Im Stadion Kleinfeld in Kriens hätte es genug Stühle, selbst wenn eine 20-köpfige Band antanzen würde.

(Bild: Beat Schlatter)

Fotos von deprimierenden Räumen: Beat Schlatter hat dazu ein Buch veröffentlicht. Fotos von Backstage-Räumen, um genau zu sein. Denn diese sind meist alles andere als schick. Auch Luzerner Künstler kennen Besenkammern und Garderoben im «Einfränkler-WC» – verraten zentralplus aber auch ihre Favoriten.

Keine Spiegelwände, Blumenbouquets und schicken Designermöbel. Sondern Omas Gardinen, ein Campingtisch, ein paar Plastikblumen und das ausrangierte Sofa aus der WG  – so sehen leider ganz viele Backstage-Bereiche aus.

Das ist keine Vermutung, das ist fotografisch dokumentiert. Und zwar von Kabarettist Beat Schlatter. «Sagen wir mal, du verbringst pro Vorstellung 1,5 Stunden in der Garderobe, dann macht das in meinem Fall, bei 80 Shows pro Jahr über die letzten 30 Jahre, 3600 Stunden oder 150 Tage hinter der Bühne», erklärt Schlatter. Deshalb hat der Zürcher Schauspieler begonnen, die Räume, in welchen er diese Zeit verbringt, zu fotografieren.

Auch in Luzern stand Schlatter bereits auf fast allen Bühnen und lernte dabei die unterschiedlichsten Backstage-Räumlichkeiten kennen.

Im Südpol-Backstage in Kriens verbinden sich Tradition und Moderne.

Im Südpol-Backstage in Kriens verbinden sich Tradition und Moderne.

(Bild: Beat Allgaier Anderhub)

Langweiliges Mittelfeld

Fairerweise muss man hier sagen, dass die Luzerner Ausgaben nicht besonders spektakulär daherkommen. Sie würden wohl im Backstage-Ranking im unbeachteten Mittelfeld herumdümpeln. Lokalitäten in anderen Kantonen betören mit Rosentapete, gerahmter Kunst oder einem Schminktisch, an den sich jede italienische Filmdiva mit Handkuss setzen würde – zumindest in ganz, ganz seltenen Fällen.

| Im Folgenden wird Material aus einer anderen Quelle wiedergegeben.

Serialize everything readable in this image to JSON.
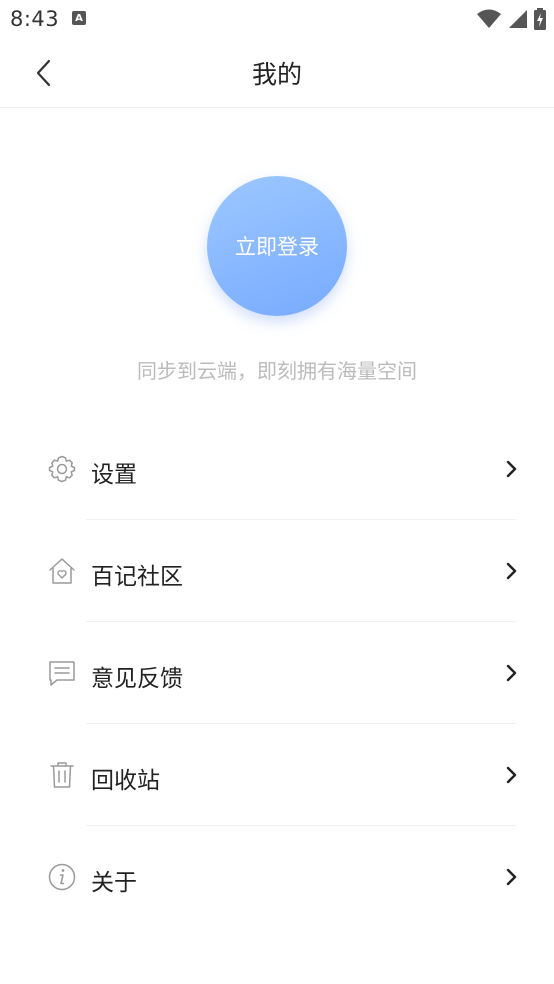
{
  "status_bar": {
    "time": "8:43",
    "notification_icon": "a-letter-icon",
    "wifi_icon": "wifi-icon",
    "signal_icon": "signal-icon",
    "battery_icon": "battery-charging-icon"
  },
  "header": {
    "title": "我的",
    "back_icon": "chevron-left-icon"
  },
  "login": {
    "button_label": "立即登录",
    "subtitle": "同步到云端，即刻拥有海量空间"
  },
  "menu": {
    "items": [
      {
        "label": "设置",
        "icon": "gear-icon"
      },
      {
        "label": "百记社区",
        "icon": "home-heart-icon"
      },
      {
        "label": "意见反馈",
        "icon": "message-icon"
      },
      {
        "label": "回收站",
        "icon": "trash-icon"
      },
      {
        "label": "关于",
        "icon": "info-icon"
      }
    ],
    "chevron_icon": "chevron-right-icon"
  },
  "colors": {
    "accent_start": "#9cc8ff",
    "accent_end": "#78aaff",
    "icon_gray": "#9a9a9a",
    "subtitle_gray": "#bbbbbb"
  }
}
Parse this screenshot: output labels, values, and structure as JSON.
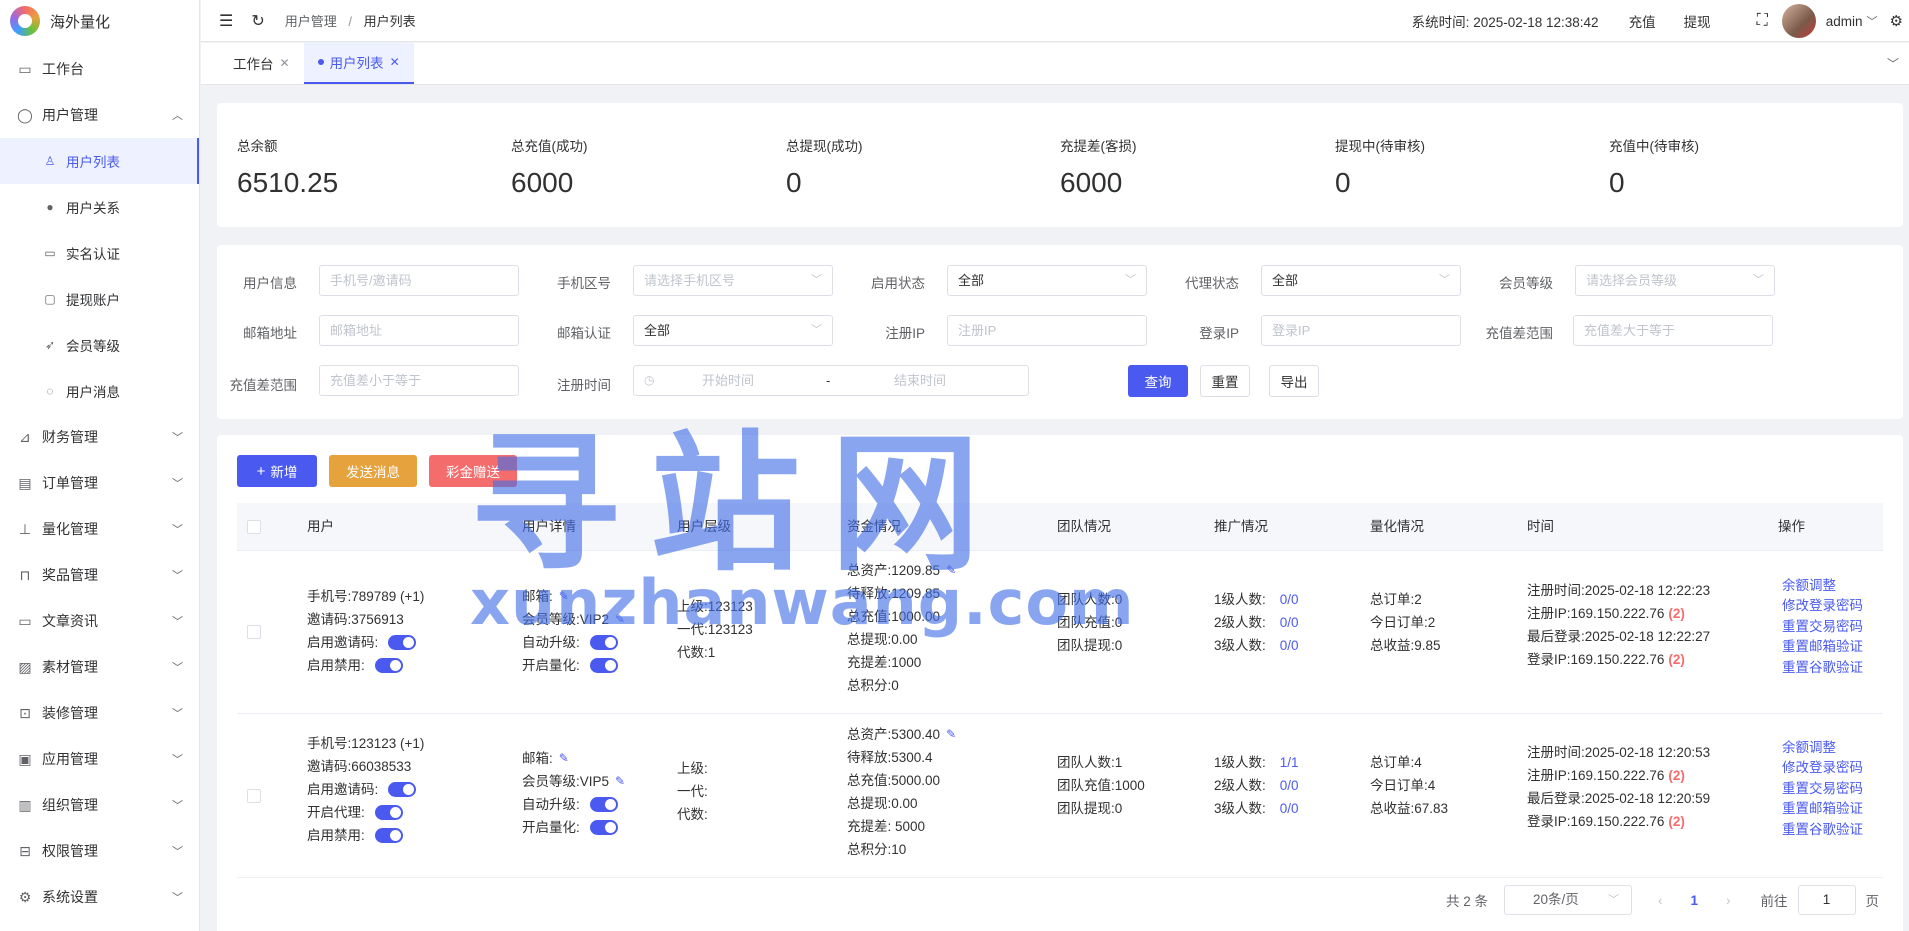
{
  "app": {
    "title": "海外量化"
  },
  "sidebar": {
    "items": [
      {
        "label": "工作台",
        "icon": "monitor-icon"
      },
      {
        "label": "用户管理",
        "icon": "user-icon",
        "expanded": true
      },
      {
        "label": "财务管理",
        "icon": "chart-icon"
      },
      {
        "label": "订单管理",
        "icon": "doc-icon"
      },
      {
        "label": "量化管理",
        "icon": "tool-icon"
      },
      {
        "label": "奖品管理",
        "icon": "bag-icon"
      },
      {
        "label": "文章资讯",
        "icon": "article-icon"
      },
      {
        "label": "素材管理",
        "icon": "image-icon"
      },
      {
        "label": "装修管理",
        "icon": "decor-icon"
      },
      {
        "label": "应用管理",
        "icon": "app-icon"
      },
      {
        "label": "组织管理",
        "icon": "org-icon"
      },
      {
        "label": "权限管理",
        "icon": "lock-icon"
      },
      {
        "label": "系统设置",
        "icon": "gear-icon"
      }
    ],
    "sub_items": [
      {
        "label": "用户列表",
        "icon": "user-outline-icon",
        "active": true
      },
      {
        "label": "用户关系",
        "icon": "users-icon"
      },
      {
        "label": "实名认证",
        "icon": "id-card-icon"
      },
      {
        "label": "提现账户",
        "icon": "folder-icon"
      },
      {
        "label": "会员等级",
        "icon": "rocket-icon"
      },
      {
        "label": "用户消息",
        "icon": "chat-icon"
      }
    ]
  },
  "header": {
    "breadcrumb": [
      "用户管理",
      "/",
      "用户列表"
    ],
    "system_time_label": "系统时间:",
    "system_time": "2025-02-18 12:38:42",
    "recharge": "充值",
    "withdraw": "提现",
    "user": "admin"
  },
  "tabs": [
    {
      "label": "工作台"
    },
    {
      "label": "用户列表",
      "active": true
    }
  ],
  "stats": [
    {
      "label": "总余额",
      "value": "6510.25"
    },
    {
      "label": "总充值(成功)",
      "value": "6000"
    },
    {
      "label": "总提现(成功)",
      "value": "0"
    },
    {
      "label": "充提差(客损)",
      "value": "6000"
    },
    {
      "label": "提现中(待审核)",
      "value": "0"
    },
    {
      "label": "充值中(待审核)",
      "value": "0"
    }
  ],
  "filters": {
    "user_info": {
      "label": "用户信息",
      "placeholder": "手机号/邀请码"
    },
    "phone_area": {
      "label": "手机区号",
      "placeholder": "请选择手机区号"
    },
    "enable_status": {
      "label": "启用状态",
      "value": "全部"
    },
    "agent_status": {
      "label": "代理状态",
      "value": "全部"
    },
    "member_level": {
      "label": "会员等级",
      "placeholder": "请选择会员等级"
    },
    "email": {
      "label": "邮箱地址",
      "placeholder": "邮箱地址"
    },
    "email_verify": {
      "label": "邮箱认证",
      "value": "全部"
    },
    "reg_ip": {
      "label": "注册IP",
      "placeholder": "注册IP"
    },
    "login_ip": {
      "label": "登录IP",
      "placeholder": "登录IP"
    },
    "diff_min": {
      "label": "充值差范围",
      "placeholder": "充值差大于等于"
    },
    "diff_max": {
      "label": "充值差范围",
      "placeholder": "充值差小于等于"
    },
    "reg_time": {
      "label": "注册时间",
      "start": "开始时间",
      "sep": "-",
      "end": "结束时间"
    },
    "query": "查询",
    "reset": "重置",
    "export": "导出"
  },
  "toolbar": {
    "add": "新增",
    "send_msg": "发送消息",
    "bonus": "彩金赠送",
    "colors": {
      "add": "#4a5af0",
      "send_msg": "#e6a23c",
      "bonus": "#f56c6c"
    }
  },
  "table": {
    "headers": [
      "用户",
      "用户详情",
      "用户层级",
      "资金情况",
      "团队情况",
      "推广情况",
      "量化情况",
      "时间",
      "操作"
    ],
    "rows": [
      {
        "user": {
          "phone": "手机号:789789 (+1)",
          "invite": "邀请码:3756913",
          "invite_enable": "启用邀请码:",
          "agent": "",
          "enable": "启用禁用:"
        },
        "detail": {
          "email": "邮箱:",
          "level": "会员等级:VIP2",
          "auto_upgrade": "自动升级:",
          "quant": "开启量化:"
        },
        "hierarchy": {
          "parent": "上级:123123",
          "gen1": "一代:123123",
          "gen_count": "代数:1"
        },
        "funds": {
          "total": "总资产:1209.85",
          "pending": "待释放:1209.85",
          "recharge": "总充值:1000.00",
          "withdraw": "总提现:0.00",
          "diff": "充提差:1000",
          "points": "总积分:0"
        },
        "team": {
          "count": "团队人数:0",
          "recharge": "团队充值:0",
          "withdraw": "团队提现:0"
        },
        "promo": [
          {
            "label": "1级人数:",
            "value": "0/0"
          },
          {
            "label": "2级人数:",
            "value": "0/0"
          },
          {
            "label": "3级人数:",
            "value": "0/0"
          }
        ],
        "quant": {
          "orders": "总订单:2",
          "today": "今日订单:2",
          "profit": "总收益:9.85"
        },
        "time": {
          "reg_time": "注册时间:2025-02-18 12:22:23",
          "reg_ip": "注册IP:169.150.222.76",
          "reg_ip_count": "(2)",
          "last_login": "最后登录:2025-02-18 12:22:27",
          "login_ip": "登录IP:169.150.222.76",
          "login_ip_count": "(2)"
        },
        "ops": [
          "余额调整",
          "修改登录密码",
          "重置交易密码",
          "重置邮箱验证",
          "重置谷歌验证"
        ]
      },
      {
        "user": {
          "phone": "手机号:123123 (+1)",
          "invite": "邀请码:66038533",
          "invite_enable": "启用邀请码:",
          "agent": "开启代理:",
          "enable": "启用禁用:"
        },
        "detail": {
          "email": "邮箱:",
          "level": "会员等级:VIP5",
          "auto_upgrade": "自动升级:",
          "quant": "开启量化:"
        },
        "hierarchy": {
          "parent": "上级:",
          "gen1": "一代:",
          "gen_count": "代数:"
        },
        "funds": {
          "total": "总资产:5300.40",
          "pending": "待释放:5300.4",
          "recharge": "总充值:5000.00",
          "withdraw": "总提现:0.00",
          "diff": "充提差: 5000",
          "points": "总积分:10"
        },
        "team": {
          "count": "团队人数:1",
          "recharge": "团队充值:1000",
          "withdraw": "团队提现:0"
        },
        "promo": [
          {
            "label": "1级人数:",
            "value": "1/1"
          },
          {
            "label": "2级人数:",
            "value": "0/0"
          },
          {
            "label": "3级人数:",
            "value": "0/0"
          }
        ],
        "quant": {
          "orders": "总订单:4",
          "today": "今日订单:4",
          "profit": "总收益:67.83"
        },
        "time": {
          "reg_time": "注册时间:2025-02-18 12:20:53",
          "reg_ip": "注册IP:169.150.222.76",
          "reg_ip_count": "(2)",
          "last_login": "最后登录:2025-02-18 12:20:59",
          "login_ip": "登录IP:169.150.222.76",
          "login_ip_count": "(2)"
        },
        "ops": [
          "余额调整",
          "修改登录密码",
          "重置交易密码",
          "重置邮箱验证",
          "重置谷歌验证"
        ]
      }
    ]
  },
  "pagination": {
    "total": "共 2 条",
    "page_size": "20条/页",
    "current": "1",
    "goto_label": "前往",
    "goto_value": "1",
    "page_suffix": "页"
  },
  "watermark": {
    "cn": "寻站网",
    "en": "xunzhanwang.com"
  }
}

«Was im Backstage passiert, bleibt im Backstage.»
Dominic Deville, Comedian

Als Bühnenkünstler findet man sich öfters in kleinen bunkerähnlichen Abstellräumen, in Kellern und heruntergekommenen Hotelzimmern. Man bereitet sich auf den Auftritt vor, zwischen Ordnern und elektrischen Schaltwänden, zwischen Schwinger-Vitrinen und Waschtürmen, leeren Kühlboxen, Wärmepumpen, zwischen Türmen von Stühlen oder ohne auch nur einen einzigen.

Hier gibt es einen kleinen Einblick in Schlatters Buch «Rock ’n› Roll Hinterland» – beziehungsweise in die Luzerner Räume. Beat Schlatters Bilder haben wir mit Backstage-Geschichten von Luzerner Bühnenkünstlern gespickt.

Im Kulturzentrum Braui in Hochdorf hat es ganz bestimmt genug Kleiderhaken.

Im Kulturzentrum Braui in Hochdorf hat es ganz bestimmt genug Kleiderhaken.

(Bild: Beat Schlatter)

Brünneli und Besenkammer

Das Willisauer «Ein-Frau-Orchester» Irene Brügger alias Frölein Da Capo freut sich über das Buch von Schlatter, in welchem auch einige ihrer Fotos veröffentlicht worden sind. «Es war spannend für mich zu sehen, dass es allen Künstlern bisweilen gleich geht – wir alle treffen auf allerlei bis allerhand», so Brügger. Die Musikerin, die ebenfalls Backstages dokumentiert, präsentiert auf ihrer Homepage eine Garderoben-Galerie. «Was übrigens clever ist. Die Veranstalter wissen das und geben sich extra Mühe», erklärt sie lachend.

Ein beliebtes Motiv

Auch einige von Beat Allgaiers Backstage-Bildern haben es in das Buch von Beat Schlatter geschafft. Er fotografiert ebenfalls seit bald 20 Jahren regelmässig die Künstlergarderoben der Künstler mit welchen er als Techniker unterwegs ist.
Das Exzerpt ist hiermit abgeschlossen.